Ada, the Homeless Girl

The Story of a Transgender Afghan Woman in Pakistan

By Somaia Walizadeh

The room is small, almost bare. A thin beam of Islamabad’s morning light creeps through the curtains, touching the face of a young woman sitting quietly on the edge of a mattress. Her hair is short, her eyes tired—but beneath that weariness lives something unbroken.

Her name is Ada, a transgender woman from Afghanistan. For over a year and a half, she has lived in exile, her life suspended between survival and hope.

“This was not migration,” she says softly. “It was fleeing death.”


Childhood in Mazar: A Quiet Knowing

Ada grew up in Mazar-i-Sharif, in a well-educated family. Her parents, both engineers, believed knowledge could build safety — but Ada learned early that knowledge couldn’t protect her from who she was.

As a child, she preferred the company of girls and felt drawn to boys. “I was nine, in fourth grade,” she recalls. “I already knew I was different. My body, my mannerisms — they told a story I couldn’t hide.”

At school, Ada’s brilliance shone. Among two thousand students, she ranked first, year after year.

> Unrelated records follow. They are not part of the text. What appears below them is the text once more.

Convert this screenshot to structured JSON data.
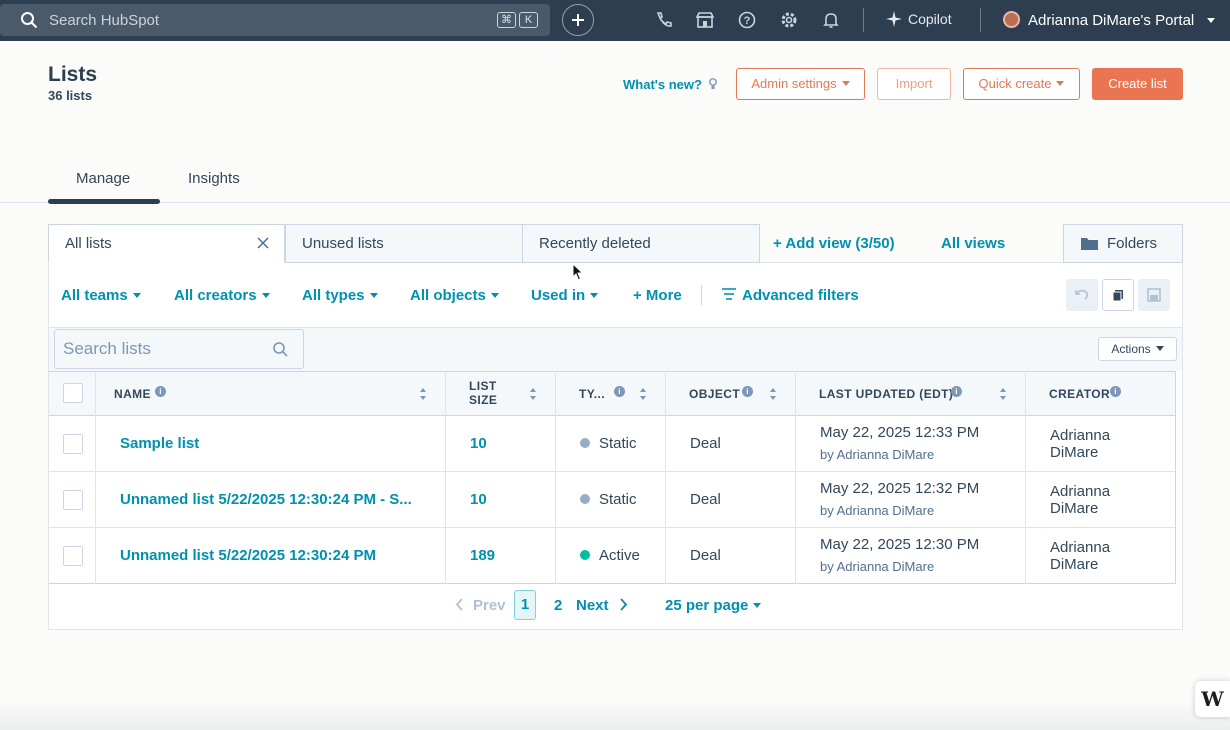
{
  "topnav": {
    "search_placeholder": "Search HubSpot",
    "shortcut_keys": [
      "⌘",
      "K"
    ],
    "copilot_label": "Copilot",
    "portal_label": "Adrianna DiMare's Portal"
  },
  "header": {
    "title": "Lists",
    "count": "36 lists",
    "whats_new": "What's new?",
    "admin_settings": "Admin settings",
    "import": "Import",
    "quick_create": "Quick create",
    "create_list": "Create list"
  },
  "tabs": [
    "Manage",
    "Insights"
  ],
  "views": {
    "tabs": [
      "All lists",
      "Unused lists",
      "Recently deleted"
    ],
    "add_view": "+ Add view (3/50)",
    "all_views": "All views",
    "folders": "Folders"
  },
  "filters": {
    "items": [
      "All teams",
      "All creators",
      "All types",
      "All objects",
      "Used in"
    ],
    "more": "+ More",
    "advanced": "Advanced filters"
  },
  "table": {
    "search_placeholder": "Search lists",
    "actions": "Actions",
    "columns": [
      "NAME",
      "LIST SIZE",
      "TY...",
      "OBJECT",
      "LAST UPDATED (EDT)",
      "CREATOR"
    ],
    "column_list_size_line1": "LIST",
    "column_list_size_line2": "SIZE",
    "rows": [
      {
        "name": "Sample list",
        "size": "10",
        "type": "Static",
        "type_color": "#99acc2",
        "object": "Deal",
        "updated": "May 22, 2025 12:33 PM",
        "by": "by Adrianna DiMare",
        "creator1": "Adrianna",
        "creator2": "DiMare"
      },
      {
        "name": "Unnamed list 5/22/2025 12:30:24 PM - S...",
        "size": "10",
        "type": "Static",
        "type_color": "#99acc2",
        "object": "Deal",
        "updated": "May 22, 2025 12:32 PM",
        "by": "by Adrianna DiMare",
        "creator1": "Adrianna",
        "creator2": "DiMare"
      },
      {
        "name": "Unnamed list 5/22/2025 12:30:24 PM",
        "size": "189",
        "type": "Active",
        "type_color": "#00bda5",
        "object": "Deal",
        "updated": "May 22, 2025 12:30 PM",
        "by": "by Adrianna DiMare",
        "creator1": "Adrianna",
        "creator2": "DiMare"
      }
    ]
  },
  "pagination": {
    "prev": "Prev",
    "current": "1",
    "next_page": "2",
    "next": "Next",
    "per_page": "25 per page"
  },
  "colors": {
    "nav_bg": "#2d3e50",
    "link": "#0091ae",
    "accent": "#ea7552"
  }
}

Yet, in the conservative corners of her community, success could not erase what they saw as an unforgivable truth: she was not the boy they expected her to be.


The Taliban’s Return: Fleeing the Unforgivable

When the Afghan Republic collapsed and the Taliban returned, Ada’s quiet difference became a death sentence.

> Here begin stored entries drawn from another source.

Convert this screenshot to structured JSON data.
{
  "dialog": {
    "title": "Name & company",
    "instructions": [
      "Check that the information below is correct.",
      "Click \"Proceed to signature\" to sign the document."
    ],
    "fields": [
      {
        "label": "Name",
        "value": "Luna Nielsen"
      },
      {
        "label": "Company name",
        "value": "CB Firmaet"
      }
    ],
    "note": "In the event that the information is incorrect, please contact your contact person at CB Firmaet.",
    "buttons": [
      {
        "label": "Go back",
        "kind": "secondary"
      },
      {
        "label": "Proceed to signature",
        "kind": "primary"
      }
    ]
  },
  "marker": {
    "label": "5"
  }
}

She remembers the threats — the whispers first, then the direct warnings.

“They said I was corrupting youth,” Ada says. “They accused me of promoting prostitution, of being against Islam — only because I stood up for queer people.”

Her father, desperate to protect her, sold the family’s belongings to help her escape. It was an act of love that cost him dearly. Seven months ago, he passed away — a wound Ada still carries in silence.

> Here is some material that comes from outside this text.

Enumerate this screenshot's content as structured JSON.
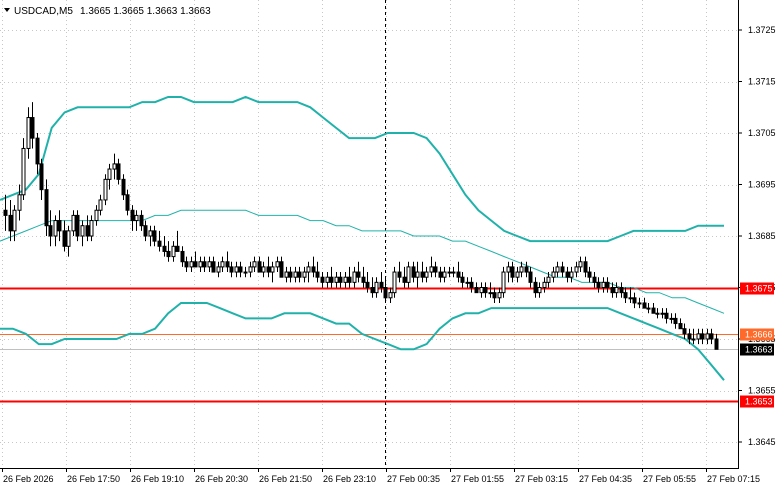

Exile in Islamabad: Shelter and Betrayal

When she arrived in Islamabad, Ada thought she’d found safety. A local NGO placed her in a shelter, and for a short while, she could breathe again.

Then, management changed hands.

“The head of the new company asked me for sex,” she says. “When I refused, they threw me out.”

That night, Ada slept on a park bench — no pillow, no blanket, only the cold sky and the hum of traffic for company. Days blurred into hunger. Sometimes she survived on biscuits; sometimes, on the kindness of friends.

“No one — no human being — should go through this,” she whispers.


Waiting Without End

Today, Ada rents a tiny room offered by a kind woman who took pity on her. She spends her days in limbo, checking her email for a message that might change her life.

For over a year, she has been waiting for Germany’s immigration office to decide her fate. There was one email — a flicker of hope — but no final decision. Each passing day feels like the slow closing of a door.


A World Divided

While Ada waits, the world argues over the very right of people like her to exist. Across the ocean, new anti-trans laws echo through American legislatures. The same debate ripples from Washington to Tehran, Moscow to Kabul — a global tug-of-war between recognition and repression.

Caught in this divide are countless lives like Ada’s: exiled, silenced, unseen. They are refugees twice over — first from war, then from the war on identity itself.


The Spark That Refuses to Die

And yet, Ada dreams.

“I want to study fashion design,” she says. “To use Afghan fabric and colors to show the world that trans women are creators, not sinners.”

There’s a light in her eyes when she speaks of it — a small rebellion against despair. Her dream is not just survival, but dignity.

For now, she remains in that small room in Islamabad — a woman displaced by ignorance, but defined by courage.

Ada stands for all those who fight to exist, to love, and to be believed — even when the world offers them nothing but shadows.